The chances of a company being sued in a securities class action lawsuit are higher now than at any time in the 20 years since Congress passed the Private Securities Litigation Reform Act (PSLRA), which rewrote the rules for modern securities fraud litigation in 1995.
In 2017 more than eight percent of U.S.-listed companies were named in a securities class action, and recent research shows the rate of filings in the first six months of this year came close to the same “torrid” pace.
According to The D&O Diary insurance blog, 204 securities class action lawsuits were filed in federal courts in the first half of 2018. That means the 408 projected filings for the year would be just slightly below last year’s filings of 412.
That projected number is more than double the annual average of filings from 1996 to 2016.
“The trend toward greater securities class action litigation frequency is now well-enough established that it could be argued that long-term securities litigation frequency risks have changed categorically,” wrote The D&O Diary’s Kevin LaCroix. “This means publicly traded companies not only now face an overall greater risk of securities class action litigation than in the past, but it also means that their D&O insurers also may be facing a significantly increased litigation frequency risk as well.”
LaCroix points out that just over 40 percent of the securities suit filings so far this year have been claims challenging mergers and acquisitions (M&A).
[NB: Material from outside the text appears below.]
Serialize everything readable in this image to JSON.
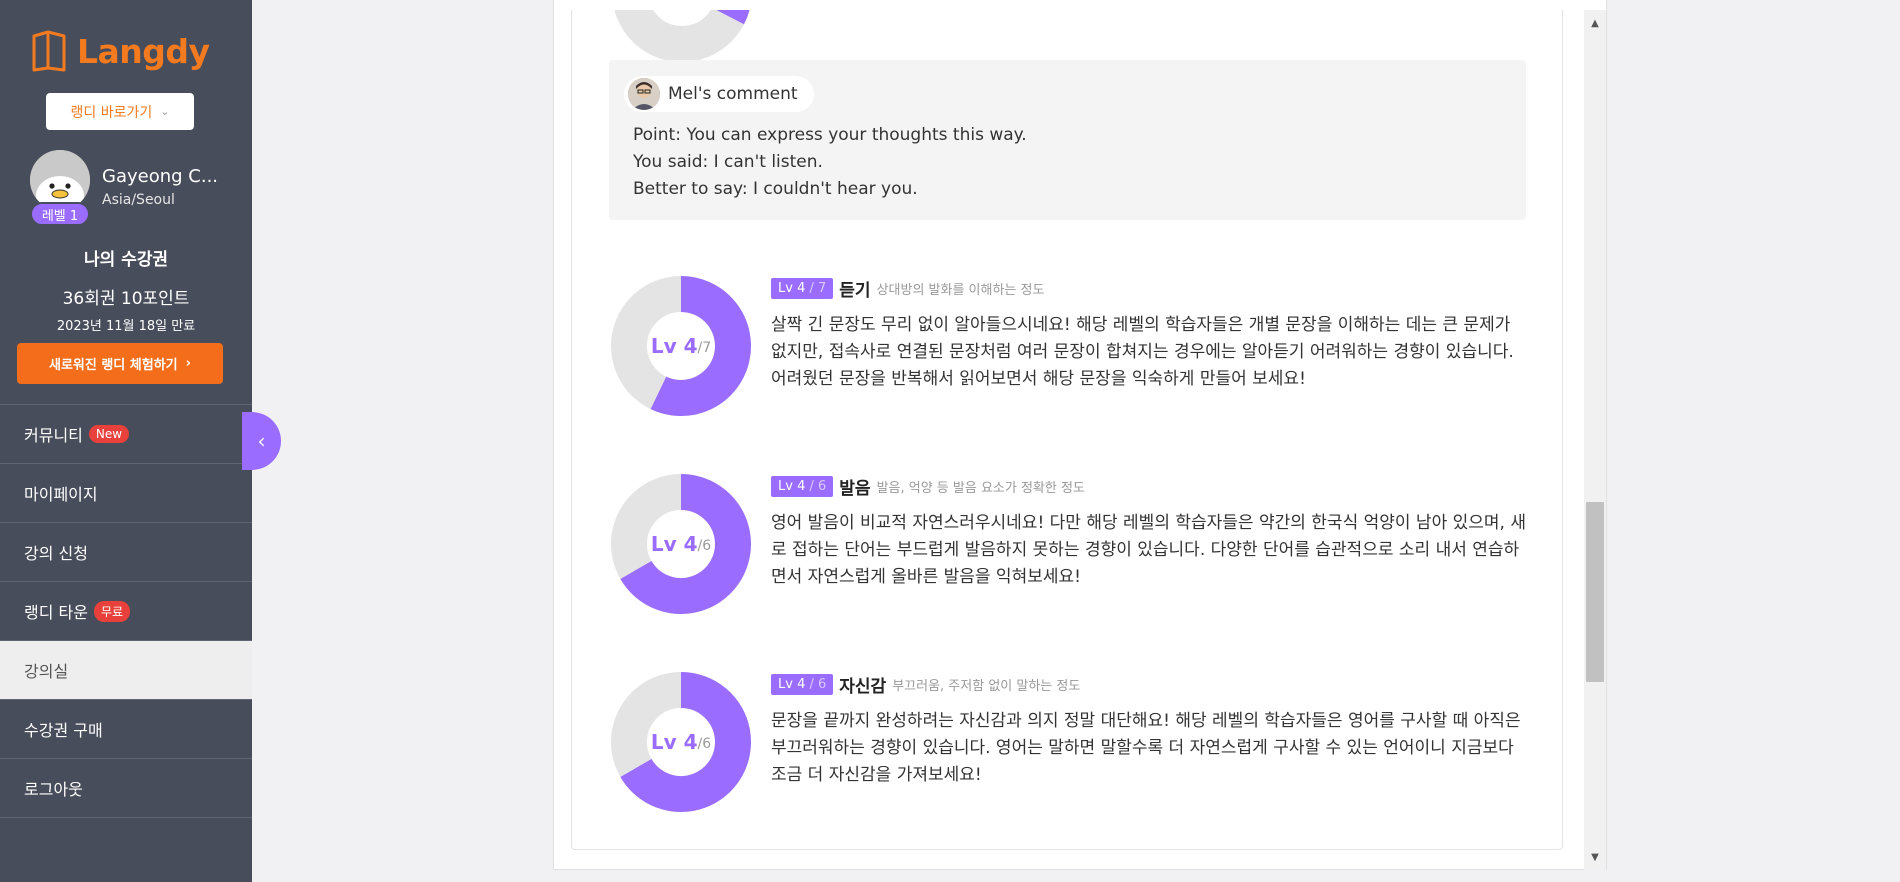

The M&A numbers have gone up sharply since plaintiffs’ lawyers began filing more of these kinds of cases in federal courts rather than state courts, after state judges in Delaware began rejecting so-called “disclosure-only” settlements.
These settlements are ones in which companies agree to make insignificant changes to the deal agreement and pay legal fees to the lawyers, but pay no money to the shareholder plaintiffs who brought the lawsuit.
The numbers cited in The D&O Diary are similar to the 2017 litigation trends reported by Cornerstone Research and the Stanford Law School Securities Class Action Clearinghouse in their annual report last January.
Cornerstone also noted that the outcomes of securities class action filings in recent years show higher dismissal rates, with cases filed in 2017 on pace to have the record-highest rate of dismissals within the first year of filing. The report found that M&A cases filed from 2009 to 2016, have been dismissed at a much higher rate than other federal filings.
“The recent surge in lawsuits that are likely to be dismissed is troubling from a public policy perspective,” according to Professor Joseph Grundfest, director of the Stanford Law School Securities Class Action Clearinghouse.
“The PSLRA was designed to deter plaintiffs from filing low-quality complaints, but this surge in complaints that are dismissed with greater frequency suggests that the law is no longer having its intended quality-enhancing effect. Policymakers should, I think, study these data carefully and ask whether the time is nigh for further reform.”